The best musicians in town that weekend were Bruce Hornsby and Branford Marsalis, whose rendition of the national anthem was understated and therefore powerful. I can still see them. Luckily, I can still hear them, too.
The NBA All-Star game is a celebration of the sport, and the closer you get to it the bigger it is. Introduced before the game 24 years ago were Michael Jordan, Magic Johnson, Bernard King – so glad ESPN remembered King in its 30 for 30 series – James Worthy, Brad Daugherty, Karl Malone and John Stockton. To see those players in your town is moving no matter how many games you’ve seen.
The East won 116-114 primarily because MVP Charles Barkley, then of the Philadelphia 76ers, scored 17 points and grabbed an amazing 22 rebounds.
Dominique Wilkins, one of the sport’s all-time great leapers, went up for a dunk everybody would remember, and everybody did. He missed by a foot. When Wilkins, who played for Atlanta, returned to the bench, his teammates crushed him. They continued in the locker room after the game. Wilkins, a good guy, shook his head and laughed.
The Hornets were represented in the Slam Dunk Contest by Rex Chapman and Kendall Gill. By ’91, stars had begun to stop showing up to dunk. The lone big name was Shawn Kemp. He finished second to Dee Brown. Chapman was third and Kenny the Jet Smith was fourth.
More entertaining then, as now, was the Three-Point Shootout. Chicago’s Craig Hodges went on a tear and in the second round scored 24 points, 10 more than anybody else. He hit his first 19. Fans were as loud as they were all evening, screaming with every shot.
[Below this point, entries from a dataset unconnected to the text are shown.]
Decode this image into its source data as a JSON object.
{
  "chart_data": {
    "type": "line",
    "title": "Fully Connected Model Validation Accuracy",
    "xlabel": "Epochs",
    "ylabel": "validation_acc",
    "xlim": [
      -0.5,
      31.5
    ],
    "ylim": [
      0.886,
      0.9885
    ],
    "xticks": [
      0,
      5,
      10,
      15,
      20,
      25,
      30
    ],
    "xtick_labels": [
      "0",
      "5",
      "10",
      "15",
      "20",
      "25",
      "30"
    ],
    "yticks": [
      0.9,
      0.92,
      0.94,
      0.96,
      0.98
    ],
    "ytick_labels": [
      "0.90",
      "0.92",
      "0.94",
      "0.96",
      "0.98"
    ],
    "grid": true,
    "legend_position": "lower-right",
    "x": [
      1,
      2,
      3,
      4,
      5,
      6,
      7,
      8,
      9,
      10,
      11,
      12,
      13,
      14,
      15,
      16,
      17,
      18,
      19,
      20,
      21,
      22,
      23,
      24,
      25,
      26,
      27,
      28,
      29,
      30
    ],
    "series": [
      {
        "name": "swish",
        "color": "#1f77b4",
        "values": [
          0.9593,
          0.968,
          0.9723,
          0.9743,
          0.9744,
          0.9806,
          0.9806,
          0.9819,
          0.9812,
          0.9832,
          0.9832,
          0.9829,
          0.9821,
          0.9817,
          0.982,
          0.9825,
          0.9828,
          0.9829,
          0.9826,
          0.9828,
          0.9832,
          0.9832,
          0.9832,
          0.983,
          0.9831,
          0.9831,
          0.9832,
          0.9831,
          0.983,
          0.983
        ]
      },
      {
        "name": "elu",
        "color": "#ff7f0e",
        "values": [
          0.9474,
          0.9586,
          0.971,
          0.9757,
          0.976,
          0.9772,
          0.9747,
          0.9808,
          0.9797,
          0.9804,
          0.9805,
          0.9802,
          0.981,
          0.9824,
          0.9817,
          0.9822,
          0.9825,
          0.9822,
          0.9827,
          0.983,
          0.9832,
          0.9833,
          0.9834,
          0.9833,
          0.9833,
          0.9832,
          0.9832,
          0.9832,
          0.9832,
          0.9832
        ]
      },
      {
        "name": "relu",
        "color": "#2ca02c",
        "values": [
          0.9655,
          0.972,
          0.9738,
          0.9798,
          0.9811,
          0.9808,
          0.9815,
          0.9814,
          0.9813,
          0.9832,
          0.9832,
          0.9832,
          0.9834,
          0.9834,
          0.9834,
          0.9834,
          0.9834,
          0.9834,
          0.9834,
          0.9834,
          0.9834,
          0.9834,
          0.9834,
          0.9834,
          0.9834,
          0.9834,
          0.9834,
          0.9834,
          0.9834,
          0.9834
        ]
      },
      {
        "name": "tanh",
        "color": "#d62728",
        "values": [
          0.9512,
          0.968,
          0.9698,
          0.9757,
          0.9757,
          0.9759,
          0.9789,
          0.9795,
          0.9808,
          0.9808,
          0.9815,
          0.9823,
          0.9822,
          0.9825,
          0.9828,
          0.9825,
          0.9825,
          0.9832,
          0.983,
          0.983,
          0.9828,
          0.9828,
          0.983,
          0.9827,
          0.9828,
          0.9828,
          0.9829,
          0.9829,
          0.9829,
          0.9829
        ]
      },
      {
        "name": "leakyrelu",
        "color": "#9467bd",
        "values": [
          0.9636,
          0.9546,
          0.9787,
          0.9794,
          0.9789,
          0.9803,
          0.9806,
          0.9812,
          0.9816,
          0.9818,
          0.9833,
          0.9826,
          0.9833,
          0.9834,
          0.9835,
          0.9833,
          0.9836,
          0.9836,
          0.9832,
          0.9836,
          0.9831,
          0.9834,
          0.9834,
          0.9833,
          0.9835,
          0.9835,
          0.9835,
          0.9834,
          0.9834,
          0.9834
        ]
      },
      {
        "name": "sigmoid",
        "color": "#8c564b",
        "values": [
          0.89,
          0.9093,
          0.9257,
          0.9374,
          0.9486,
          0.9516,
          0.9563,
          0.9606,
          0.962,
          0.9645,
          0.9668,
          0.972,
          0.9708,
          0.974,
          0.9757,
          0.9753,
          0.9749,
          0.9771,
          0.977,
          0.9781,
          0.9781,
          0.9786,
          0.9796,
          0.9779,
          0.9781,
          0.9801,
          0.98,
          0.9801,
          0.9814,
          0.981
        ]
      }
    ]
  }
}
What you got for Hodges, Steph Curry? Curry was 3 years old at the time, so he probably did not have much.
We presumably will see Curry in ’17. Most of us will see him on TV. Time Warner Cable Arena will be jammed with sponsors as well as season ticket holders. Fans that want to get a better look can linger downtown and hope to encounter somebody they’re accustomed to watching on TV.
They also can go to Fan Fest, which likely will be at the Charlotte Convention Center. The events there will cater, as they should, to kids, and feature games as well as the game’s history. It will be like a basketball theme park.
Events change. The NBA adds them and drops them. But one event that’s likely to endure is the Rising Stars Challenge, which matches first-year players who theoretically are up and coming against their second-year counterparts.
The Hornets always have a player or players compete.
Festivities will be more memorable if by 2017 one of Charlotte’s young players finally has risen and plays in the All-Star Game.